At this evening’s club meeting, folk were asking for information about the total eclipse of the Sun on 20th March this year. The eclipse is total if you are lucky enough to view it from the Faroe Islands or Svalbard. From Scotland, we should see a significant partial eclipse, with the Sun shrinking to a small crescent. The further North and West you can get, the better the eclipse will be.
Having said that, the eclipse happens around sunrise (from 08:30am until 10:44am when viewed from from Edinburgh), so it is going to be visible in the East. To photograph the eclipse you need a place with a good, unobstructed view East and East South East. The East coast would be a good place. The very best place (if the weather holds up) would be the Western side of a loch, or Eastern side of an island, up in the far North West of Scotland. Here are some links to more information about the eclipse:
Be aware that it is still dangerous to look at the Sun during a partial eclipse. You will need dark glasses to protect your eyes. A wide-angle shot with a short exposure should be ok, but if you use a telephoto lens your camera will need protection with solar film. (You might get away with a 10 stop ND filter and a short exposure, but don’t look through the viewfinder.) An alternative way to photograph the eclipse is to project the Sun’s image onto a white card through a pinhole.
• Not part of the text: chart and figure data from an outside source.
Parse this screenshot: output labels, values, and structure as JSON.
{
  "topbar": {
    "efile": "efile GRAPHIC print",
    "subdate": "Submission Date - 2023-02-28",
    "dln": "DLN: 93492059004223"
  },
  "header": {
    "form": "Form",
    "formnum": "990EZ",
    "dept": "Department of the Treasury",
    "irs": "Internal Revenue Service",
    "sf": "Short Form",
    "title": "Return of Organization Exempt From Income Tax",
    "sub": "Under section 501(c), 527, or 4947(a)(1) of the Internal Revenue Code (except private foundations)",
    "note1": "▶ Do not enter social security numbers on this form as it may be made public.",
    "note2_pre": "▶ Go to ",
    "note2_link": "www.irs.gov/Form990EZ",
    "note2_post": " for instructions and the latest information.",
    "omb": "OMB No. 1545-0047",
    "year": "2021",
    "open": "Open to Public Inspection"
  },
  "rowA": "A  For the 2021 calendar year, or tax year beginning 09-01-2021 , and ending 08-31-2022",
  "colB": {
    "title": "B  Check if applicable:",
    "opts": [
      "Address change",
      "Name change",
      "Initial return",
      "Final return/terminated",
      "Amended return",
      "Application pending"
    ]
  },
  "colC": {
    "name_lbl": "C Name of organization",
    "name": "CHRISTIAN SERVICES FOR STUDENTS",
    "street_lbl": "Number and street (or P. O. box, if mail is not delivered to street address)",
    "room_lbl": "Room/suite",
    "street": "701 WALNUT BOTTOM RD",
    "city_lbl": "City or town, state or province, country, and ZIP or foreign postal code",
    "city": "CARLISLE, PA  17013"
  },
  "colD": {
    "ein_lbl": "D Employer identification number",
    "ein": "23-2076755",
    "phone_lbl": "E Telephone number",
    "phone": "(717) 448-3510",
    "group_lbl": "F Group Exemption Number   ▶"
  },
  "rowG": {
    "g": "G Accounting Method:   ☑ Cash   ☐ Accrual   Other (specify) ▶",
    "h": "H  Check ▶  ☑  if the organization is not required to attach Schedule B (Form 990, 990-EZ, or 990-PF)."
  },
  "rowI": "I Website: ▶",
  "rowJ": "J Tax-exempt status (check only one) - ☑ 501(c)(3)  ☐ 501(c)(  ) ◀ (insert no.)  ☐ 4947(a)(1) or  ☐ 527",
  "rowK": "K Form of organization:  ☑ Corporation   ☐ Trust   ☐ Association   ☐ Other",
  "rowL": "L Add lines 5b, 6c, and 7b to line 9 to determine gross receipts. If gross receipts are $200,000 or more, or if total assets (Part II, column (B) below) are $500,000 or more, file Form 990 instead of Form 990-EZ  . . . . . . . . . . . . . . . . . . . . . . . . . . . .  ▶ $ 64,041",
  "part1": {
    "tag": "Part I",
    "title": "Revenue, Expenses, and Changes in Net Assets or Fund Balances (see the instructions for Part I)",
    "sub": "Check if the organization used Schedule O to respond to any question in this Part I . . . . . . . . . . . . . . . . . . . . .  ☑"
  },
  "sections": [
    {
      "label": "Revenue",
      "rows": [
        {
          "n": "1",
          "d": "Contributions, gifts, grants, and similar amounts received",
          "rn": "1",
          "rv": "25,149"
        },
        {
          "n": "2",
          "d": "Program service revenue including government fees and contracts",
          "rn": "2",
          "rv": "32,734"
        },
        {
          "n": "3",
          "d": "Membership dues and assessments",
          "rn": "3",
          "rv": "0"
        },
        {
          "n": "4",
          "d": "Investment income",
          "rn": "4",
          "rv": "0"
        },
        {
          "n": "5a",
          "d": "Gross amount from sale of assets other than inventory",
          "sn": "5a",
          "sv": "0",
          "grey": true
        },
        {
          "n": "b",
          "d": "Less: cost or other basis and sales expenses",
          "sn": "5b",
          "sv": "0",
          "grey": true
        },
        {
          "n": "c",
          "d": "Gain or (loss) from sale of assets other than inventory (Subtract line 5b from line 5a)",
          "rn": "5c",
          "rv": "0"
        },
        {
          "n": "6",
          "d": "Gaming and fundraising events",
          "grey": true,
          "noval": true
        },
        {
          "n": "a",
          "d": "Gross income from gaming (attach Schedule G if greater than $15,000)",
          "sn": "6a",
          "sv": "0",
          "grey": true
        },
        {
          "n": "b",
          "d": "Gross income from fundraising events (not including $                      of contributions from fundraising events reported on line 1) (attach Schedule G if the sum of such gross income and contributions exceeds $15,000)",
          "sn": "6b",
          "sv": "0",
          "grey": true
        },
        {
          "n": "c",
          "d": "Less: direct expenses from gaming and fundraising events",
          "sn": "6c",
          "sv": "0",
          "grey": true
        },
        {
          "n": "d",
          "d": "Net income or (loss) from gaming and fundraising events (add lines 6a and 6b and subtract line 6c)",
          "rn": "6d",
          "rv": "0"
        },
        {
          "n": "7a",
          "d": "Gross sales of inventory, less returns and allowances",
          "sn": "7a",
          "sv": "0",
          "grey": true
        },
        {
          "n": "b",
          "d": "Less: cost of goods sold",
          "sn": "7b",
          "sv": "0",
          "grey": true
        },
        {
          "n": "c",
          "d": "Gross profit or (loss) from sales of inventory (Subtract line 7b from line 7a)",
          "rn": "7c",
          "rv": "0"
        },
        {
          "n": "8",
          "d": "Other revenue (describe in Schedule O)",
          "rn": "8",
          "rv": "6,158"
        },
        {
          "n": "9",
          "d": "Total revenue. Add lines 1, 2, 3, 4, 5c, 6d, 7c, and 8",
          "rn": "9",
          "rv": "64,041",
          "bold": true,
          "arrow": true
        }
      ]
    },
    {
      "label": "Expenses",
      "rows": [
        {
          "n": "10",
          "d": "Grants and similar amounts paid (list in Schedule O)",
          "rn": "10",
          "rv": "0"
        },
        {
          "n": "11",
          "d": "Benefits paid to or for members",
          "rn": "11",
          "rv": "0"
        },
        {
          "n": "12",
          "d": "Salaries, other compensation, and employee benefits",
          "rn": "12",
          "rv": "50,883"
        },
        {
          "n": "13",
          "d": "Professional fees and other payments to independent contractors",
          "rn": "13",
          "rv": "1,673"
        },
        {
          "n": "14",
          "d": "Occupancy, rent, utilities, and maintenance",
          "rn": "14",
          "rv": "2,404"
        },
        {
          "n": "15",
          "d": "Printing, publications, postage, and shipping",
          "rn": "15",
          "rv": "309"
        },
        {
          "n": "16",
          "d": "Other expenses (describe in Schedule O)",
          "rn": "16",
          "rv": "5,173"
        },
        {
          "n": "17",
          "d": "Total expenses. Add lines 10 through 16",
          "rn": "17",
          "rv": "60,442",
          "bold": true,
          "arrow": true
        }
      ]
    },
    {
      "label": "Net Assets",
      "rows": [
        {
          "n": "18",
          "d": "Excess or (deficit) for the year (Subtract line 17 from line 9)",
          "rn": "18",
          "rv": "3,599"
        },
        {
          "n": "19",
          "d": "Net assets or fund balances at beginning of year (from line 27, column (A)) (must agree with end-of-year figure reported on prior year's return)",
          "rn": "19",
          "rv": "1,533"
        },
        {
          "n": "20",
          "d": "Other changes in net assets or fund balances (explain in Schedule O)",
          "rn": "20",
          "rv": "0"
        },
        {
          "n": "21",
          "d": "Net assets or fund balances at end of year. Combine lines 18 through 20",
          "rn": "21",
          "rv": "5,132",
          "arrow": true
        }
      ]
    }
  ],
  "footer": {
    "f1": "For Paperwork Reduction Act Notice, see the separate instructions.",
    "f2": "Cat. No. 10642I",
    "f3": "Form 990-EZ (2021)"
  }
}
The obvious shot is one looking towards the Sun, but you might notice some weird effects happening away from the Sun. Look what happens to shadows. The eclipse will create some interesting light.
Let’s hope the weather holds up. The last time we had an event like this I ended up driving down the A68 chasing the nearest gap in the clouds. Best of luck.
P.S. If you want to buy eye protection and solar film from a company other than amazon, you can try the company run by some of my ex-colleagues from the Royal Greenwich Observatory:
If you have ever burned a piece of paper by focussing the light from the Sun onto it with a magnifying glass, you’ll know why your eyes and your camera need protecting. Solar film (which can protect both your camera and your eyes) is equivalent to a 17 stop ND filter. A 10 stop ND filter can protect your camera (as long as you use short exposures) but it isn’t dark enough to protect your eyes.